Санди послушно вернул повязку на место.

— Расслабься и попытайся прислушаться к себе. Заэкранируйся, чтобы твоя собственная энергетика не мешала тебе чувствовать мою.

Несколько секунд его окружала только тьма, а потом мощным толчком его чуть не сбросило на пол. Пытаясь удержаться на месте, он вцепился руками в табурет, да так, что побелели и стали стремительно неметь пальцы. В первую секунду ему почудилось, что в кухню ворвался ураган. Тугие петли невидимой силы захлестнулись вокруг него и вертели, швыряли так, что он терял ощущение пространства. Он был ошеломлен и сбит с толку, но он не был бы собой, если бы позволил этому урагану унести себя куда тому заблагорассудится. Он набрал полную грудь воздуха и представил, что покрепче и пошире расставляет ноги и упрямо склоняет голову навстречу этой давящей силе. Своя собственная мощь набухала за его плечами, и он ощущал ее, как грозу, как несокрушимую стену, на которую он смог теперь опереться и от которой сможет оттолкнуться, а если надо — спустить эту силу с цепи. Ураган по-прежнему бушевал вокруг него, но Санди чувствовал, что, если придется, он сам сможет стать щитом, а будет в том нужда — и мечом, и это чувство было знакомо ему по тому воспоминанию, когда он летел на Райана и знал, что убьет его. Во всяком случае, отрезвил он себя, теперь он был в безопасности и мог разобраться в природе силы.

Упругий, круглый, с локоть в поперечном сечении, усложненный многочисленными петлями, это был, тем не менее, один поток пульсирующей силы, и проследив его ток, он обнаружил, что источником его была Джейн. Итак, не волна, не стена, не молот, а извивающееся, питонообразное… Его озадачила ее способность придать Могуществу такую форму.

Внезапно он ощутил вокруг себя тишину и пустоту. Джейн заэкранировалась.

— Вот так, — сказала она. — Это был один поток. Я могу сделать два…

Сплетаясь, вокруг него заплясали два нетолстых быстрых жгута.

— Четыре…

Жгуты раздвоились, став вполовину тоньше, и завертелись вдвое быстрее, сами себя развлекая причудливым танцем.

— Восемь…

Санди поймал себя на том, что в принципе способен уследить за каждой змейкой в отдельности.

— А каков предел?

— У меня только десять пальцев на руках, — засмеялась Джейн. — Чтобы управлять каждой ниточкой в отдельности, надо нанизать их по одной на каждый палец. Это нетрудно. Это игрушки. Это я действительно знаю с детства. Сними повязку.

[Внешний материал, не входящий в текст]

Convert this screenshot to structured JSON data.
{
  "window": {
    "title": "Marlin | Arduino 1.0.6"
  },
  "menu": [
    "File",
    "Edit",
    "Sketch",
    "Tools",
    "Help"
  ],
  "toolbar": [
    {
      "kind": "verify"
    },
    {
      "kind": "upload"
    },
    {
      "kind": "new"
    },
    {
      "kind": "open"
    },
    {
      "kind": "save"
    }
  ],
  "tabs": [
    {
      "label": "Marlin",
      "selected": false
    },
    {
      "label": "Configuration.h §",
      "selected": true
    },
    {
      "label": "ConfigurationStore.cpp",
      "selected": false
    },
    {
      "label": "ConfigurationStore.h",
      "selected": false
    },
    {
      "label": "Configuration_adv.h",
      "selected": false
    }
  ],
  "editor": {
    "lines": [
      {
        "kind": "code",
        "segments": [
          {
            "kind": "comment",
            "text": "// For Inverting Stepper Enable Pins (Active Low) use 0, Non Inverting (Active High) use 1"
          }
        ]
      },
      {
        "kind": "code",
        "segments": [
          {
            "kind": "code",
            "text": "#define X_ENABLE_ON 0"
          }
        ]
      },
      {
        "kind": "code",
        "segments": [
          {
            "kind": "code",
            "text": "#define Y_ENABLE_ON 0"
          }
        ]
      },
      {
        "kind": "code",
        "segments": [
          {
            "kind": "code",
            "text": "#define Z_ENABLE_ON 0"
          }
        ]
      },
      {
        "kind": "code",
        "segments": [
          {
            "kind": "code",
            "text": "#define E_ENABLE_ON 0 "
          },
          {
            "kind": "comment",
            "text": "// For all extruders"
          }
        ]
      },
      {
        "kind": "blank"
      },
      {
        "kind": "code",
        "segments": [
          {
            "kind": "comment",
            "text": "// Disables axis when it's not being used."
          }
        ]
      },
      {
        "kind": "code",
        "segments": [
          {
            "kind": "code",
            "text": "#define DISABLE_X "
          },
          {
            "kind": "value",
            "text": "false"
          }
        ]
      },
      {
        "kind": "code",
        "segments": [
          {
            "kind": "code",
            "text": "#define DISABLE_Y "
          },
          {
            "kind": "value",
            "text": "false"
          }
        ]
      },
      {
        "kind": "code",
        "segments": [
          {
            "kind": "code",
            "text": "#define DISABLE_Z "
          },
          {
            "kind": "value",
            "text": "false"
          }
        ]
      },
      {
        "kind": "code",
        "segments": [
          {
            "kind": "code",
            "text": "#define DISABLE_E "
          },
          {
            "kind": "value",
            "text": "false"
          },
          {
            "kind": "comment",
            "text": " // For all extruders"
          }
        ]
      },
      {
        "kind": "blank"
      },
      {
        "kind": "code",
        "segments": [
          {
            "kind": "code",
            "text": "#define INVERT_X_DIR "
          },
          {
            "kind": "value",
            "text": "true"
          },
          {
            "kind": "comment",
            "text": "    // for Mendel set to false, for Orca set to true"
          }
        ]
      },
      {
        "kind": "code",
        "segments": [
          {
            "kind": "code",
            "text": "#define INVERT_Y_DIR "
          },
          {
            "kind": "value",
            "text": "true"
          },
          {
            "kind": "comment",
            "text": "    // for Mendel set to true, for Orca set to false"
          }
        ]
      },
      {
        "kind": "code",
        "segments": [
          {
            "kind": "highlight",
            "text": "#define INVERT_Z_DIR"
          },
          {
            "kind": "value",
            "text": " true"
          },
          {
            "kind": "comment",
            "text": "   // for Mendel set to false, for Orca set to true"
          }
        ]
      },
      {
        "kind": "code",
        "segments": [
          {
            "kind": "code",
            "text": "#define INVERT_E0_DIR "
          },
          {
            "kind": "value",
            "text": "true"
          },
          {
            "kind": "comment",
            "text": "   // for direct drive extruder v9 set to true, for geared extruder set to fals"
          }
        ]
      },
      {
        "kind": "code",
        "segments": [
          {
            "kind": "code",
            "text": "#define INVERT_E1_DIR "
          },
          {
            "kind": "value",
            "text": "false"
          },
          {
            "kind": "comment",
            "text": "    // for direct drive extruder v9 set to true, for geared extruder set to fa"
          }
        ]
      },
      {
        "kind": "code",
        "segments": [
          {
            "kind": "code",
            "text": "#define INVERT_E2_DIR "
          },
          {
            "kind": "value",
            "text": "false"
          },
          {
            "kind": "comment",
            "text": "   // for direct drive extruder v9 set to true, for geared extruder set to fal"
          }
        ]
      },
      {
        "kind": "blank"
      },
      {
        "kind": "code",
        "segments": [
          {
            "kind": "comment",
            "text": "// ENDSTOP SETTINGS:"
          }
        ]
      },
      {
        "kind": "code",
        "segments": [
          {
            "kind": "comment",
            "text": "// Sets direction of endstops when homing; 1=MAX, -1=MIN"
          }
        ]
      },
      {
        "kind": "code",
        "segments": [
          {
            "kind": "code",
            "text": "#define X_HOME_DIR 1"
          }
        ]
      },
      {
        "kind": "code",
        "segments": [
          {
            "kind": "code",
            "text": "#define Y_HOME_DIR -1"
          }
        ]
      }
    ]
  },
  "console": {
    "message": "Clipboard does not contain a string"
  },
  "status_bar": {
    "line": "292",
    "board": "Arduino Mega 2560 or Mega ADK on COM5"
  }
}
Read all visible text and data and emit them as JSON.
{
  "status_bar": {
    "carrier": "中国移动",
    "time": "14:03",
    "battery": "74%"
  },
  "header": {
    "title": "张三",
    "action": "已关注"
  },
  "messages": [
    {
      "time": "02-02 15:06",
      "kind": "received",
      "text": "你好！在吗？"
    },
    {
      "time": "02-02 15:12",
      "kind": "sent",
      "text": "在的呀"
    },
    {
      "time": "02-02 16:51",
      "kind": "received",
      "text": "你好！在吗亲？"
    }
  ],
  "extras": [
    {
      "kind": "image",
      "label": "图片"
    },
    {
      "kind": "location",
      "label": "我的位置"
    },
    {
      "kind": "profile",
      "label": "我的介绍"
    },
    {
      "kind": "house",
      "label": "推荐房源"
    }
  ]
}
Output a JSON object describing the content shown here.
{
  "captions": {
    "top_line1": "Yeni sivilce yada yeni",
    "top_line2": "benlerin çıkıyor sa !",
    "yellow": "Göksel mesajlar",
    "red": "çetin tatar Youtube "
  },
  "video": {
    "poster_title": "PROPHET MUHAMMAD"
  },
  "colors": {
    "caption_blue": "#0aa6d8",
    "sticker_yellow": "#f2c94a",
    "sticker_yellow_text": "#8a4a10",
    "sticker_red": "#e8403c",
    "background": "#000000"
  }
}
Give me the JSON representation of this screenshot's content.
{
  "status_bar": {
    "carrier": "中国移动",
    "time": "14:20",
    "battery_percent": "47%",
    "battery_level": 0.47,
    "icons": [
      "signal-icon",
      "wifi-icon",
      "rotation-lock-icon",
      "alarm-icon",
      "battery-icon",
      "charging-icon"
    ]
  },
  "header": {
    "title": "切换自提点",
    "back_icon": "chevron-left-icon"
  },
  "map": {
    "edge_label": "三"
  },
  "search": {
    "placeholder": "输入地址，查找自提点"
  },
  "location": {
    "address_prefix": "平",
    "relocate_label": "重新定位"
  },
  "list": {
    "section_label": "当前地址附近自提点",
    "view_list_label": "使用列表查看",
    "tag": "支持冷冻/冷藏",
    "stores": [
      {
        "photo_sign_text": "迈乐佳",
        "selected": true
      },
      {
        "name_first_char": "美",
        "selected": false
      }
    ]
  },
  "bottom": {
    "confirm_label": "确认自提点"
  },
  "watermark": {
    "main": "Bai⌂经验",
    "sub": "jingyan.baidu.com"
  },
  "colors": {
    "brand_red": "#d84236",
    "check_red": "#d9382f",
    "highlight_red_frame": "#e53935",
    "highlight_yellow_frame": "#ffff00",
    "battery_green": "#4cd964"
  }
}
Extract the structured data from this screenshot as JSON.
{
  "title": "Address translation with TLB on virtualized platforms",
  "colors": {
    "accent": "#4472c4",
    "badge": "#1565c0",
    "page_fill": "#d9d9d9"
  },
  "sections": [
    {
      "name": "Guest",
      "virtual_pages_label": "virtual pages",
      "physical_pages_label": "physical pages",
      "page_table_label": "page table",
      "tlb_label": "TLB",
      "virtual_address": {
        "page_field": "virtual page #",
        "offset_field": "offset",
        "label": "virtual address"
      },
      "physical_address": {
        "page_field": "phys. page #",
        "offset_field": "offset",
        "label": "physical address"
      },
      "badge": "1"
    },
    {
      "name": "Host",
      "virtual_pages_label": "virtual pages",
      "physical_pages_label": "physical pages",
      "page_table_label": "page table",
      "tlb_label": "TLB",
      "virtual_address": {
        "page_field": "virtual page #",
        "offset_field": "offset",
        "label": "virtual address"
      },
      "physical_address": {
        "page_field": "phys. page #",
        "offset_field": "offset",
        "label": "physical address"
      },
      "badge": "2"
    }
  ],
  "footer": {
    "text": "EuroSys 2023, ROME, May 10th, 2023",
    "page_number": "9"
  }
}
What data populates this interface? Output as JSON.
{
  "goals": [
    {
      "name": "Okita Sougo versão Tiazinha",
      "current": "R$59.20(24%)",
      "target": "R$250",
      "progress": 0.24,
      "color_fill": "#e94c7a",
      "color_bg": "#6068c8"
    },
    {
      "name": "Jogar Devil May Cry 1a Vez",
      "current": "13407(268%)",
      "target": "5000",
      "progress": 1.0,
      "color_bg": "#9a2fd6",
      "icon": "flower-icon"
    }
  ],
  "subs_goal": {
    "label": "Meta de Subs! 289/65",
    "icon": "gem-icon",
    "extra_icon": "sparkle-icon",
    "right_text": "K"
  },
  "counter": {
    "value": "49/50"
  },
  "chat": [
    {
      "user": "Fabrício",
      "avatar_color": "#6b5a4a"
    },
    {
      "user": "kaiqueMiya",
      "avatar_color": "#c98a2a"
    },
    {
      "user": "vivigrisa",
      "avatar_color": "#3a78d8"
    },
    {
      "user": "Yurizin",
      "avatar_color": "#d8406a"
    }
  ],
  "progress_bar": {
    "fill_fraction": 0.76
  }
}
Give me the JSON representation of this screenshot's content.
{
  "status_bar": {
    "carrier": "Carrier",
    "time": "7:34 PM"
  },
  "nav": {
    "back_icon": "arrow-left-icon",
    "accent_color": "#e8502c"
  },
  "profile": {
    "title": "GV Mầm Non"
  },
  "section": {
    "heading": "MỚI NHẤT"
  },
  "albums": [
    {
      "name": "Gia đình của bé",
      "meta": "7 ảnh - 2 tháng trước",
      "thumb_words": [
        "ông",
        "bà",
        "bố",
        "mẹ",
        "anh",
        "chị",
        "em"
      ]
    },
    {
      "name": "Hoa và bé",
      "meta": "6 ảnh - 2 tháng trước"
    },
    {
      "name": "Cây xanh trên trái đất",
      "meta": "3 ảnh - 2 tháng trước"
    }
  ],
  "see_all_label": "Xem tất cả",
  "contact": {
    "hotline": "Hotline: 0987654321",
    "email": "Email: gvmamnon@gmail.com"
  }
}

Санди увидел, что она неподвижно стоит возле камина, в причудливом ритме постукивая пальцами по его верхней доске. У самых его ног, подхваченные непонятно чем, в десяти разных потоках переливались подсвеченные солнцем пылинки.

— До сих пор на тебя не обращали Могущество? — лукаво спросила она. — Вот, драконы с таким не справляются. Я не ожидала, что ты придешь в себя так быстро. Уж с табурета-то я точно рассчитывала тебя сбросить.

Санди хмыкнул.

— В боевой магии есть раздел обороны, — продолжила она уже более серьезным тоном. — Он учит отражать такие атаки. Задача в том, чтобы с той или иной степенью эффективности использовать поток чужой энергии: сбить его с направления, зациклить или рассечь в слабом месте, а может быть, завязать какой-нибудь хитрой петлей. Хочешь, я поставлю чайник на плиту?

Тяжелый чайник взмыл над их головами и легко спланировал на плиту.

— Это не впечатляет, — заметил Санди. — Сэсс тоже швыряется посудой.

— А так она умеет?

Джейн обежала кухню глазами и едва заметным движением нацелила каждый палец на определенный предмет. Санди смог выдохнуть только через секунду: вся кухня в мгновение ока пришла в движение. Заработала маслобойка, деловито заплясал по полу веник, нож на разделочной доске принялся размеренно повторять шинкующие движения, со двора в распахнувшуюся дверь ввалились два полных воды ведра, чугунки поскакали в гостеприимно распахнутый зев печи, а в довершение всего из чулана со старческим дребезжанием приковыляло огромное жестяное корыто и ухнуло на середину к их ногам. Закрыв глаза, Санди ощутил присутствие множества переплетающихся нитей, приводящих в движение всю эту утварь.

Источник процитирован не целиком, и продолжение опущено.